Yummly Gets $1.85M from Intel and Others, Seasons Foodie Semantic Search
Yummly has raised $1.85 million in its Series A round of funding, gaining investment from Harrison Metal Capital, Intel Capital, First Round Capital and existing angel investors. The semantic recipe search and recommendation platform will be using the funds to grow its engineering team and develop new features.
Founded last year, Yummly launched its public version earlier this spring, combining personalization tools with user-driven sharing mechanisms in order to contextualize your search experience around food. It’s a great tool for folks like me that like odd food combos, like mac & cheese with honey, or corn flake-encrusted French toast. I can search for recipes of interest, modify them according to my tastes, and Yummly’s other users get to benefit from my organization of site recipes.
The funding comes on the tail of Yummly’s site updates, which include user-submitted recipes, curated menus and specialized searches for the holiday season. Yummly’s recent updates also include new bookmarking options, so you can save recipes for later viewing without necessarily saving them to your favorites (like a recipe taste test).
Moving forward, however, Yummly is looking to develop these features further, adding aggregation and search capabilities beyond the handful of top recipe sites currently included in its semantic exploration tools. This will incur some new ingredients for Yummly on the media front, where curation, promotion and search congregate around individualized tastes.
To aid in the development of Yummly’s foodie take on media is the company’s new board member, angel investor Marcia Hooper. She’s an avid food lover and east coast resident, bringing a unique take on traditional and new media forms, as they pertain to Yummly’s growth in particular.
Yummly’s also gaining Harrison Metal Capital’s Michael Dearing for its board of directors, where his brilliance “from a product perspective and helps us provide clarity on building great products for consumers,” David Feller, cofounder and CEO of Yummly, tells me in an interview. “He’s had tons of success doing that,” Feller goes on, noting that both new board members are “awesome in different ways.”
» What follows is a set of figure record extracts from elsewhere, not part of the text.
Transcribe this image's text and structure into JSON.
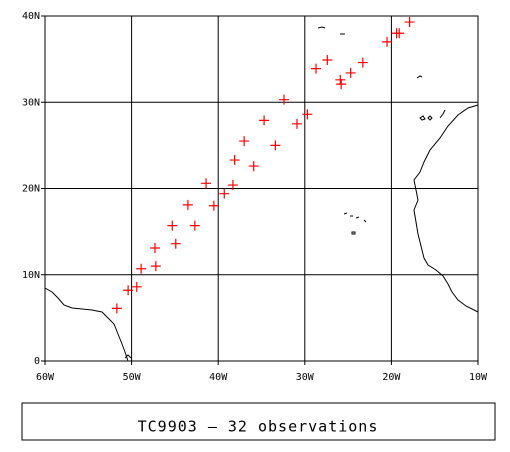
{
  "chart_data": {
    "type": "scatter",
    "title": "TC9903 — 32 observations",
    "x": [
      -51.7,
      -50.4,
      -49.4,
      -48.9,
      -47.2,
      -47.3,
      -44.9,
      -45.3,
      -42.7,
      -43.5,
      -40.5,
      -39.3,
      -41.4,
      -38.3,
      -38.1,
      -37.0,
      -35.9,
      -33.4,
      -34.7,
      -32.4,
      -30.9,
      -29.7,
      -28.7,
      -27.4,
      -25.9,
      -25.8,
      -24.7,
      -23.3,
      -20.5,
      -19.4,
      -19.1,
      -17.9
    ],
    "values": [
      6.1,
      8.2,
      8.6,
      10.7,
      11.0,
      13.1,
      13.6,
      15.7,
      15.7,
      18.1,
      18.0,
      19.4,
      20.6,
      20.4,
      23.3,
      25.5,
      22.6,
      25.0,
      27.9,
      30.3,
      27.5,
      28.6,
      33.9,
      34.9,
      32.6,
      32.1,
      33.4,
      34.6,
      37.0,
      38.0,
      38.0,
      39.3
    ],
    "color": "#ff0000",
    "xlim": [
      -60,
      -10
    ],
    "xticks": [
      {
        "value": -60,
        "label": "60W"
      },
      {
        "value": -50,
        "label": "50W"
      },
      {
        "value": -40,
        "label": "40W"
      },
      {
        "value": -30,
        "label": "30W"
      },
      {
        "value": -20,
        "label": "20W"
      },
      {
        "value": -10,
        "label": "10W"
      }
    ],
    "ylim": [
      0,
      40
    ],
    "yticks": [
      0,
      {
        "value": 10,
        "label": "10N"
      },
      {
        "value": 20,
        "label": "20N"
      },
      {
        "value": 30,
        "label": "30N"
      },
      {
        "value": 40,
        "label": "40N"
      }
    ],
    "grid": true
  }
}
From Intel Capital’s investment perspective, it’s certainly interesting to see some of the recent areas of interest for the venture branch, which has recently included social gaming, among others. Semantic search, as it pertains to Yummly’s consumer niche, is a new approach towards giving consumers access to re-organized, hand-selected content, based on their own preferences. With Yummly’s goals around social and mobile networks, it’s evident that this search tool has aims at enabling a specialized utility for consumers, in an era where such utility apps can be a prized possession.
“With its inventive and user friendly platform, Yummly is changing how people search for food and recipes,” said Mike Buckley, managing director, Intel Capital. “Our investment in Yummly is indicative of Intel Capital’s ongoing commitment to back technologies and solutions that represent the leading edge of innovation and will play a significant role in how end users interact with the Internet in the future.”